In order to examine the nature of lateral dimers detected in the permeabilized cells in Ca2+-free conditions, we performed experiments with cells expressing the Ec1M-W156A mutant. This mutant is unable to form any dimers under standard culture condition but forms lateral dimers after the removal of calcium (23). However, this mutant did not form dimers with endogenous E-cadherin (not shown) when cells were permeabilized for 2 min with low-Ca2+ buffer. These data suggested that the lateral dimers, assembled in permeabilized cells after Ca2+ removal, were Trp156 dependent.

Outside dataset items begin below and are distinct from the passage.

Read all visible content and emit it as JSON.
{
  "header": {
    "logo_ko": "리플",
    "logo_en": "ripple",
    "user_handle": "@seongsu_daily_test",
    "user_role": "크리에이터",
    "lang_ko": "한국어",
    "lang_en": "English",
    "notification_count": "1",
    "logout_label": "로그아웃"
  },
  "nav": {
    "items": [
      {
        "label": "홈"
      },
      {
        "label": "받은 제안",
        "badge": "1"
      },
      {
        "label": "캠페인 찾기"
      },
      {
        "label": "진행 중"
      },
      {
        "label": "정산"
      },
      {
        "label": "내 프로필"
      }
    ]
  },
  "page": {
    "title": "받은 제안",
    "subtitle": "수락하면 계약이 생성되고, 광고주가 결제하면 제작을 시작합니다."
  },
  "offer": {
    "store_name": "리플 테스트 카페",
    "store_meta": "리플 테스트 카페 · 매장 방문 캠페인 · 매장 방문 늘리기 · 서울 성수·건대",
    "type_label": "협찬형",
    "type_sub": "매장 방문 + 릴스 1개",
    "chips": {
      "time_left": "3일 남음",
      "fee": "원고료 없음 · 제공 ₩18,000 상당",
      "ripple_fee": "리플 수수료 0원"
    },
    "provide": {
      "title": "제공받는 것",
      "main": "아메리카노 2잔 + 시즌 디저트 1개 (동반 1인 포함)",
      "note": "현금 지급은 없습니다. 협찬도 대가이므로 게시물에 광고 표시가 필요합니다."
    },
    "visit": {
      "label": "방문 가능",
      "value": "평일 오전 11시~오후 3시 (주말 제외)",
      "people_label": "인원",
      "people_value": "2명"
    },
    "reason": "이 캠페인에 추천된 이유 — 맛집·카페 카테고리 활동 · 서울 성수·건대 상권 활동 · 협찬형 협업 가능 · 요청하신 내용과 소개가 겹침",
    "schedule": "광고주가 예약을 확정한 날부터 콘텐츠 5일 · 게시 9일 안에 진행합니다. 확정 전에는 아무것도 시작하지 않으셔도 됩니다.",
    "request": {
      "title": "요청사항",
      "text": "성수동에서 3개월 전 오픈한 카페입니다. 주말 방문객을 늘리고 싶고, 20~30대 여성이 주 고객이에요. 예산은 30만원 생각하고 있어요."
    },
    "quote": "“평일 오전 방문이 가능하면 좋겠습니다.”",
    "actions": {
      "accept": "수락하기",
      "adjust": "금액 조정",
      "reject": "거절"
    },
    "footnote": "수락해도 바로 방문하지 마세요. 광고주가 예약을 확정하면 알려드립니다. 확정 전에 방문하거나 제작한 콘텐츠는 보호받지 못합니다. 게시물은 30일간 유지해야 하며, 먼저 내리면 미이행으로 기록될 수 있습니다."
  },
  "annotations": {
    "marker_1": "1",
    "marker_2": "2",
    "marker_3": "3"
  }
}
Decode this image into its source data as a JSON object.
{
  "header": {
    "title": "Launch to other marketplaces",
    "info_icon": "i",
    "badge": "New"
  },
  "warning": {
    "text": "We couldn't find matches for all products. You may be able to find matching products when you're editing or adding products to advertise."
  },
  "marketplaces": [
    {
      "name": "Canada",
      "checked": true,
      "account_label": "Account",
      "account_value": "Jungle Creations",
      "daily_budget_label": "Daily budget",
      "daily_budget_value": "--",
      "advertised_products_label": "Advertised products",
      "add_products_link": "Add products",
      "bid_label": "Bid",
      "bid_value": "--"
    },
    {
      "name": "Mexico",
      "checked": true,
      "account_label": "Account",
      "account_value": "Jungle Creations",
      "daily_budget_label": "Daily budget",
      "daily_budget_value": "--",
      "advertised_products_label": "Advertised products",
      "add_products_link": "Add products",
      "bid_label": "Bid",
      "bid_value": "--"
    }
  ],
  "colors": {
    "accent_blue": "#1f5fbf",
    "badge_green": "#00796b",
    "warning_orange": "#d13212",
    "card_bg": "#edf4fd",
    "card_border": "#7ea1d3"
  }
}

Next, we studied whether adhesive dimers could be reconstituted after raising the calcium concentration to the normal concentration. Figure 5A (lane 5) shows that the addition of 1 mM calcium for 2 min to cells which were previously permeabilized in the low-Ca2+ buffer nearly restored the amount of adhesive dimers. Notably, there was no significant effect on the amount of coimmunoprecipitated endogenous E-cadherin. The opposite experiment (Fig. 5B) showed that adhesive dimers present in cells permeabilized with calcium-containing buffer were rapidly disassembled by removing calcium ions. Thus, adhesive dimers were reversibly assembled or disassembled in the semi-intact A-431 cells by shifting the calcium concentration in a time course on the order of several minutes.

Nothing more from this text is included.